Teaching students to garden is by no means a new idea. Back in 1914, the Children's Vegetable Garden of Brooklyn, NY, Botanic Garden was laid out. Frances M. Miner writes in Plants and Gardens that "over the years, children seem instinctively to prefer vegetables."

School Science Projects
10 years ago, my oldest daughter did a school science project showing how food scraps change to compost. Today, several Emmaus High School students have taken on the task of composting some of the school's cafeteria garbage. Right now, my youngest daughter is planning a project with earthworms and recycling.

Earthworm projects, composting as well as many soil experiments are fully described in 2 separate manuals authored by Albert and Vivian Schatz - Teaching Science with Garbage and Teaching Science with Soil.

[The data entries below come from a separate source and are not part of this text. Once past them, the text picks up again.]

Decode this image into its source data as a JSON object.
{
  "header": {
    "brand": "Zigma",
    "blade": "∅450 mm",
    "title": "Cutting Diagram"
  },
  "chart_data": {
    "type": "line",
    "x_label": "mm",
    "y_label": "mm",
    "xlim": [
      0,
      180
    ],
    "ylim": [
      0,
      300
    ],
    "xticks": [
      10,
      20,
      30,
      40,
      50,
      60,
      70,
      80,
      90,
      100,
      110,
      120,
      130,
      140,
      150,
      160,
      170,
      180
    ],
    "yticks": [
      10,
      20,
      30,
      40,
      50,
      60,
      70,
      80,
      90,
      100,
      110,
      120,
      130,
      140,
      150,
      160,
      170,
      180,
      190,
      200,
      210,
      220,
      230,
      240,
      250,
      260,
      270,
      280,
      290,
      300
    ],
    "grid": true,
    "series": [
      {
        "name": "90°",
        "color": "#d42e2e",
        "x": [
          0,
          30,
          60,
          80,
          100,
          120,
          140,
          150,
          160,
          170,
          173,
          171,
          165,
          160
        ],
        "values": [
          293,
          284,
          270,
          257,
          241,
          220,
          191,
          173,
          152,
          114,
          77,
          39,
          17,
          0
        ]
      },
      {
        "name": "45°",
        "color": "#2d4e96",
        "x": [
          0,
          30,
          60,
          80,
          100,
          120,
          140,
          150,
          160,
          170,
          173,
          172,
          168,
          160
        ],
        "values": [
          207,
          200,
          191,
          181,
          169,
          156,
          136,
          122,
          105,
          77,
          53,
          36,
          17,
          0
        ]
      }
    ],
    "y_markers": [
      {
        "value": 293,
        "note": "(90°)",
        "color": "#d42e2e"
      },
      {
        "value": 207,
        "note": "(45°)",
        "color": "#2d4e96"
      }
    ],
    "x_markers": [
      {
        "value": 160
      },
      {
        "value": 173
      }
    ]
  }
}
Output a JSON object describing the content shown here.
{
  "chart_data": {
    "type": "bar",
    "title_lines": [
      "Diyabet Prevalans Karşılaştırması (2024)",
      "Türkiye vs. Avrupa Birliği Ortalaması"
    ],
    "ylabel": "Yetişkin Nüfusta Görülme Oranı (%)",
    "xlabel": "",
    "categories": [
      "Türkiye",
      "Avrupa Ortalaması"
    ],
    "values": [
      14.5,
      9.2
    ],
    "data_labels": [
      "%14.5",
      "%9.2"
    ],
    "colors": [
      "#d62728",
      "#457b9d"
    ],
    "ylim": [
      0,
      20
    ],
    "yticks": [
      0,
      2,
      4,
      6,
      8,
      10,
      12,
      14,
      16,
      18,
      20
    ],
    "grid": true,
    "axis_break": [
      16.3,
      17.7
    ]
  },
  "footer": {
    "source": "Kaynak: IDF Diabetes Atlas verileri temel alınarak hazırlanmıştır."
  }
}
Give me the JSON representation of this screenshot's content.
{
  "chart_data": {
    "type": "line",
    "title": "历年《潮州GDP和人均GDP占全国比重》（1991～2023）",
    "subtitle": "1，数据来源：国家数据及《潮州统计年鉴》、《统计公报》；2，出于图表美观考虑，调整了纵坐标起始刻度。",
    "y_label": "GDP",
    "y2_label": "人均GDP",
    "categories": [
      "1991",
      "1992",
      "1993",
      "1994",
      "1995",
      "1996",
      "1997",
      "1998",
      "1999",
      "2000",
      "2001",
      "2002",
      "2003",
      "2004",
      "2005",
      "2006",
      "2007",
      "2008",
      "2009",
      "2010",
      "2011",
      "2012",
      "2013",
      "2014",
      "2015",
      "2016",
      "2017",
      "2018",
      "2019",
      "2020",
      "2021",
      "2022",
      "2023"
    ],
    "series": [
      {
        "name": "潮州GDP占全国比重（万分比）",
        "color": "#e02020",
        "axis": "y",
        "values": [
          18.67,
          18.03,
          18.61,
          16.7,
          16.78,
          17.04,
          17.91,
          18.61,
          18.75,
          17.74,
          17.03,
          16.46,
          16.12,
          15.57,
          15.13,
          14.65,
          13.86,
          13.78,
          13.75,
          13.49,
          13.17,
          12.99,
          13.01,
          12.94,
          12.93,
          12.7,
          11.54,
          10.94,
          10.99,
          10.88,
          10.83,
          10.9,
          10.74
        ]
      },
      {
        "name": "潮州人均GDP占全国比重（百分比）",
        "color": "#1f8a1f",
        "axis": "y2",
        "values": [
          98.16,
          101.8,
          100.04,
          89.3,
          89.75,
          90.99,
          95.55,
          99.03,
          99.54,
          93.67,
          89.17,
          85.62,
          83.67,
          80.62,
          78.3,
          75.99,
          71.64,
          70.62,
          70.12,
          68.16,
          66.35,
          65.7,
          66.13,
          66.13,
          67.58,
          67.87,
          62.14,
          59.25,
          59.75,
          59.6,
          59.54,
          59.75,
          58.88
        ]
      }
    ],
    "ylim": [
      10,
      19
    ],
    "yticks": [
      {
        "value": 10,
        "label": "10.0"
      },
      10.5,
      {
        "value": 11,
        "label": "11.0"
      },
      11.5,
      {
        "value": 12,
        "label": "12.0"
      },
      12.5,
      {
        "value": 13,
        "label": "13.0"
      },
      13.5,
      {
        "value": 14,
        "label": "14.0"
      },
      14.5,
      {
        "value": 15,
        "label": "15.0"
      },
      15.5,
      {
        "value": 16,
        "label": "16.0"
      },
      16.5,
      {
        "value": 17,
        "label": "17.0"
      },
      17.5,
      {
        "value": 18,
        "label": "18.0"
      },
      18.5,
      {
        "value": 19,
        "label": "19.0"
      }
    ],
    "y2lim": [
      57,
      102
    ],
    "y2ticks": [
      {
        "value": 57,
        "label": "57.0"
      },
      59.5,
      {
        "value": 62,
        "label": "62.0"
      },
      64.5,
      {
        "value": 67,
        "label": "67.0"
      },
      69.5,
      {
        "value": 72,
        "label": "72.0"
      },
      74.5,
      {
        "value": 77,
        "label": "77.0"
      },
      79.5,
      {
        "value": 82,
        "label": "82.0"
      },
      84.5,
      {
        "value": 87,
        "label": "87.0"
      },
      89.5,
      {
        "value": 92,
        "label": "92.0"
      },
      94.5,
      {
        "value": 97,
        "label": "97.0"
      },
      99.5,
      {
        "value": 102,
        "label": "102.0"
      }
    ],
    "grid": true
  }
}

The science projects with garbage and leaves and other organic wastes are great, but only a garden ties everything together - food becomes alive and meaningful when cared for from seed. The land ethic and environmental awareness are just so many words in a book or on a blackboard. But they have real meaning in a garden. "In our work, we encourage schools to develop on-lot gardens by the students similar to the program which is carried out in Cleveland," says Bruce N. Singer of Blue Bell, PA. "I am sure that your materials will be helpful to a number of schools."

Organic Living Courses

About 4 years ago, Charles Kuntzleman and John Haberern of Rodale's Fitness For Living magazine and Clay Myers, National YNCA Physical Fitness Director, developed the YMCA-Fitness Finders program.

Out of the original program has come an even more ambitious effort to teach and motivate people of all ages "into patterns of living which would help delay the onset of degenerative diseases." Editor Haberern calls it an Organic Living curriculum. This month, a special pilot program with these objectives goes into effect for the fifth and sixth grades of five San Diego City schools. In the "back to nature" unit, for example, students will get a thorough knowledge of organic gardening methods - from taking a soil profile to making a compost pile. They will learn how to find their way in the woods, attract birds to the backyard, tell a good bug from a pest, sprout seeds, read a food label - learning activities never offered in the traditional health and physical education program.

With the aid of a garden plan drawn up by OG editors and volunteer help from local organic gardeners, 14 Appalachia youth aged 12 to 16 began preparing and planting their gardens. Within a matter of weeks after the decision to go ahead with the project, over 100 tomato plants went into the ground, followed closely by the planting of squash, cucumbers, corn, beans, potatoes, peas, onions, flowers, herbs and even popcorn. "The kids sometimes took some of the vegetables home with them, or if the had enough to sell, they sold them at the stand in front of the Y." Davis pointed out.

Nutritious School lunches Naturally Follow School Gardens

Out in Bloomington IN, high school students have formed a Brown Baggers for Health to publicize the low nutritional value of standard school lunches. Students hope to have a fresh-food line set up that would feature fruits, some organically grown foods and home made breads.

Actually, a teacher has been introducing good nutritional concepts to her 9 and 10 year old students since her term began last September (1972), and she’s noticed a difference in the kind of lunches her students now bring.

This community effort by organic gardeners will be most constructive. From your own organic gardens, you have already gotten many municipal officials to learn about composting leaves, for example, instead of burning them. And now, from your own organic gardens, you can extend your impact to local educational quality just as you have to local environmental quality.